A few days ago, the government announced that Gozo Hospital was now being used to treat patients with coronavirus. Yet emergency doctors at Mater Dei complained that they were being tasked with serving the private hospital too.

While questions on why the beds at St Luke’s Hospital in Malta were not being made available to health services, the government has issued a call for a pre-fabricated hospital for 90 patients that must be up and running in eight weeks. Steward Healthcare has failed to upgrade the hospital to the required standards – the whole point of the healthcare deal sold to the Maltese public was that bed capacity would increase.

On Sunday, the Opposition issued a statement pointing out that Steward Healthcare should have created 450 new beds in Gozo through the construction of a new hospital while the government promised to build a home for the elderly four years ago. The Nationalist Party asked who would be shouldering responsibility.

MP Jason Azzopardi said that this was “an act of corruption” in an act of deceit carried out in silence. “To take back what belongs to us, even through court, we have to pay Steward €100 million… now no one can say that Mizzi and Muscat aren’t corrupt.”

In a separate post, he asked whether the Attorney General was aware of the deal signed in August 2019 and whether he was involved in any way.
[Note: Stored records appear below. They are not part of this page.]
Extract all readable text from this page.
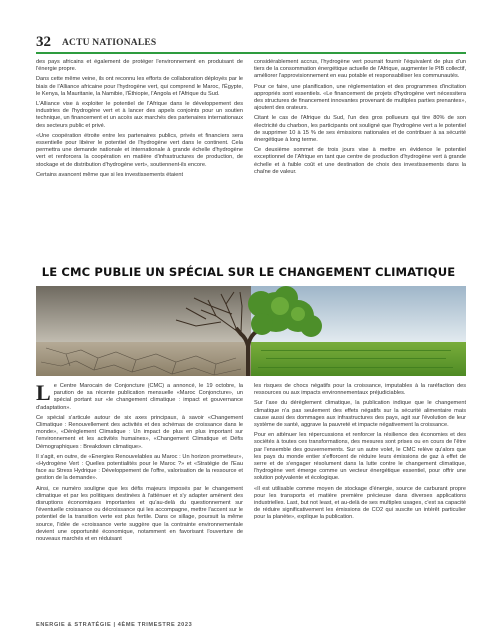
32 ACTU NATIONALES

des pays africains et également de protéger l'environnement en produisant de l'énergie propre.

Dans cette même veine, ils ont reconnu les efforts de collaboration déployés par le biais de l'Alliance africaine pour l'hydrogène vert, qui comprend le Maroc, l'Égypte, le Kenya, la Mauritanie, la Namibie, l'Éthiopie, l'Angola et l'Afrique du Sud.

L'Alliance vise à exploiter le potentiel de l'Afrique dans le développement des industries de l'hydrogène vert et à lancer des appels conjoints pour un soutien technique, un financement et un accès aux marchés des partenaires internationaux des secteurs public et privé.

«Une coopération étroite entre les partenaires publics, privés et financiers sera essentielle pour libérer le potentiel de l'hydrogène vert dans le continent. Cela permettra une demande nationale et internationale à grande échelle d'hydrogène vert et renforcera la coopération en matière d'infrastructures de production, de stockage et de distribution d'hydrogène vert», soutiennent-ils encore.

Certains avancent même que si les investissements étaient

considérablement accrus, l'hydrogène vert pourrait fournir l'équivalent de plus d'un tiers de la consommation énergétique actuelle de l'Afrique, augmenter le PIB collectif, améliorer l'approvisionnement en eau potable et responsabiliser les communautés.

Pour ce faire, une planification, une réglementation et des programmes d'incitation appropriés sont essentiels. «Le financement de projets d'hydrogène vert nécessitera des structures de financement innovantes provenant de multiples parties prenantes», ajoutent des orateurs.

Citant le cas de l'Afrique du Sud, l'un des gros pollueurs qui tire 80% de son électricité du charbon, les participants ont souligné que l'hydrogène vert a le potentiel de supprimer 10 à 15 % de ses émissions nationales et de contribuer à sa sécurité énergétique à long terme.

Ce deuxième sommet de trois jours vise à mettre en évidence le potentiel exceptionnel de l'Afrique en tant que centre de production d'hydrogène vert à grande échelle et à faible coût et une destination de choix des investissements dans la chaîne de valeur.

LE CMC PUBLIE UN SPÉCIAL SUR LE CHANGEMENT CLIMATIQUE

Le Centre Marocain de Conjoncture (CMC) a annoncé, le 19 octobre, la parution de sa récente publication mensuelle «Maroc Conjoncture», un spécial portant sur «le changement climatique : impact et gouvernance d'adaptation».

Ce spécial s'articule autour de six axes principaux, à savoir «Changement Climatique : Renouvellement des activités et des schémas de croissance dans le monde», «Dérèglement Climatique : Un impact de plus en plus important sur l'environnement et les activités humaines», «Changement Climatique et Défis Démographiques : Breakdown climatique».

Il s'agit, en outre, de «Energies Renouvelables au Maroc : Un horizon prometteur», «Hydrogène Vert : Quelles potentialités pour le Maroc ?» et «Stratégie de l'Eau face au Stress Hydrique : Développement de l'offre, valorisation de la ressource et gestion de la demande».

Ainsi, ce numéro souligne que les défis majeurs imposés par le changement climatique et par les politiques destinées à l'atténuer et s'y adapter amènent des disruptions économiques importantes et qu'au-delà du questionnement sur l'éventuelle croissance ou décroissance qui les accompagne, mettre l'accent sur le potentiel de la transition verte est plus fertile. Dans ce sillage, poursuit la même source, l'idée de «croissance verte suggère que la contrainte environnementale devient une opportunité économique, notamment en favorisant l'ouverture de nouveaux marchés et en réduisant

les risques de chocs négatifs pour la croissance, imputables à la raréfaction des ressources ou aux impacts environnementaux préjudiciables.

Sur l'axe du dérèglement climatique, la publication indique que le changement climatique n'a pas seulement des effets négatifs sur la sécurité alimentaire mais cause aussi des dommages aux infrastructures des pays, agit sur l'évolution de leur système de santé, aggrave la pauvreté et impacte négativement la croissance.

Pour en atténuer les répercussions et renforcer la résilience des économies et des sociétés à toutes ces transformations, des mesures sont prises ou en cours de l'être par l'ensemble des gouvernements. Sur un autre volet, le CMC relève qu'alors que les pays du monde entier s'efforcent de réduire leurs émissions de gaz à effet de serre et de s'engager résolument dans la lutte contre le changement climatique, l'hydrogène vert émerge comme un vecteur énergétique essentiel, pour offrir une solution polyvalente et écologique.

«Il est utilisable comme moyen de stockage d'énergie, source de carburant propre pour les transports et matière première précieuse dans diverses applications industrielles. Last, but not least, et au-delà de ses multiples usages, c'est sa capacité de réduire significativement les émissions de CO2 qui suscite un intérêt particulier pour la planète», explique la publication.

ENERGIE & STRATÉGIE | 4ÈME TRIMESTRE 2023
Earlier this year, Steward Healthcare was asking for even more money, fronted by former Prime Minister Joseph Muscat as its lobbyist.

Partit Demokratiku accused Mizzi of robbing the country and said he must be brought to justice.

Meanwhile, Steward Healthcare this week submitted a master plan for the redevelopment of St Luke’s Hospital, which includes demolishing and rebuilding Karin Grech hospital.

The plan includes building the site into a healthcare campus with 462 beds, over 900 parking spaces, rehabilitation facilities and a number of other ancillary facilities and services. The outpatients’ block, doctor’s residence and hyperbaric unit are among those that will also be demolished.

Steward Healthcare runs three of Malta’s public hospitals – Gozo General Hospital, St Luke’s and Karin Grech, at a cost of €188,000 daily, or €70 million per year, according to the original contract signed.